The problem facing Zoloth goes something like this. If a wealthy American is not prepared to make even the smallest sacrifice for the sake of another American who is sick, how do you change his or her mind? In fact, how do you change anyone’s mind if the moral deck is stacked against you from the startthat is, if the very vocabulary you are expected to use is all about personal liberty, self-fulfillment, and property rights? These are not mere words. They are values entrenched in the culture itself, values that Americans are brought up to believe in and which continue to move them deeply. Liberty and the pursuit of happiness, however, do not do much for the poor.
Zoloth does not simply try to show us what is deficient in the old vocabulary but goes on to point the way toward a new one. She develops her “ethics of encounter” through Jewish sources, the philosophy of Emmanuel Levinas, contemporary feminist thought, and, finally, a lovingly careful reading of the Book of Ruth. Politically, she finds hope in the kind of small-group encounters that characterized the emerging feminist movement in the late 1960s and 1970s and the community discussions that motivated the Oregon health care reform movement. As for current health care reform, Zoloth finds cause for optimism in many hospital ethics committees.

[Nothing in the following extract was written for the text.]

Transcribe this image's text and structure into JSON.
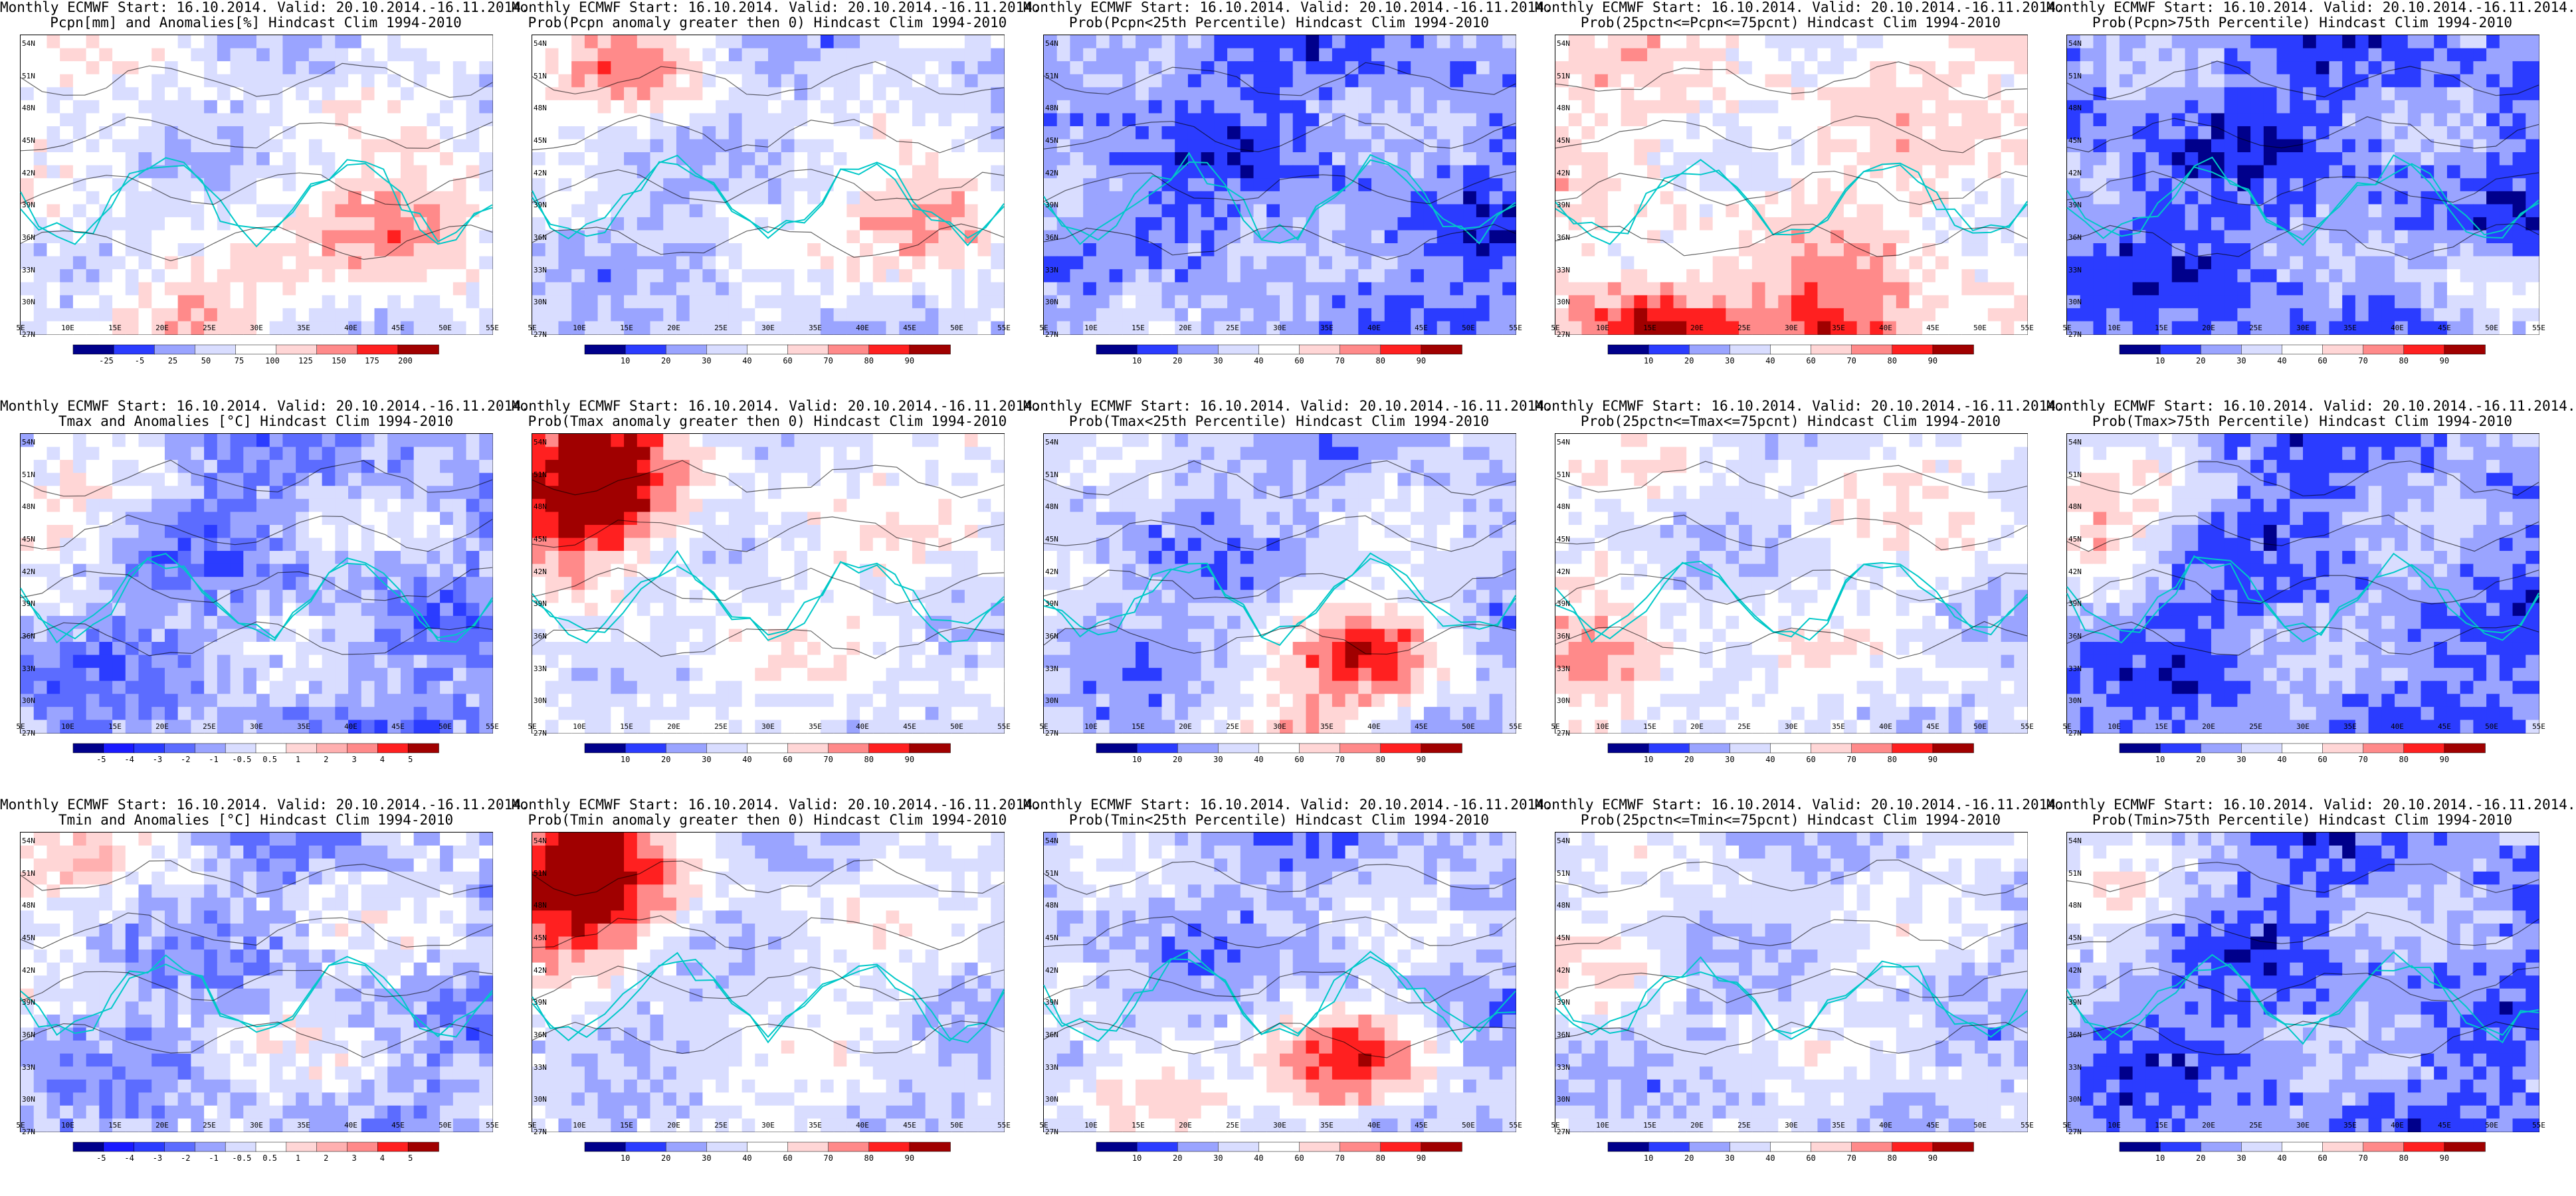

A clinician herself, she never strays too far from clinical practice. Her guiding metaphor is the personal encounter with the poor and the dispossessed: the orphan, the widow, the stranger at the gate, the traveler on the road.
To call Laurie Zoloth a postmodern Jewish feminist philosopher, as I am tempted to do, would probably be to discourage, with a single stroke, large numbers of people who otherwise might have been tempted to read her book that is, everyone who sees feminism as something for women, Jewish theology as something for Jews, and postmodernism as something for academics with nothing better to do. But fear not, clinician readers. Zoloth has written a book that is clinically astute, politically relevant, and abundant in wisdom and grace.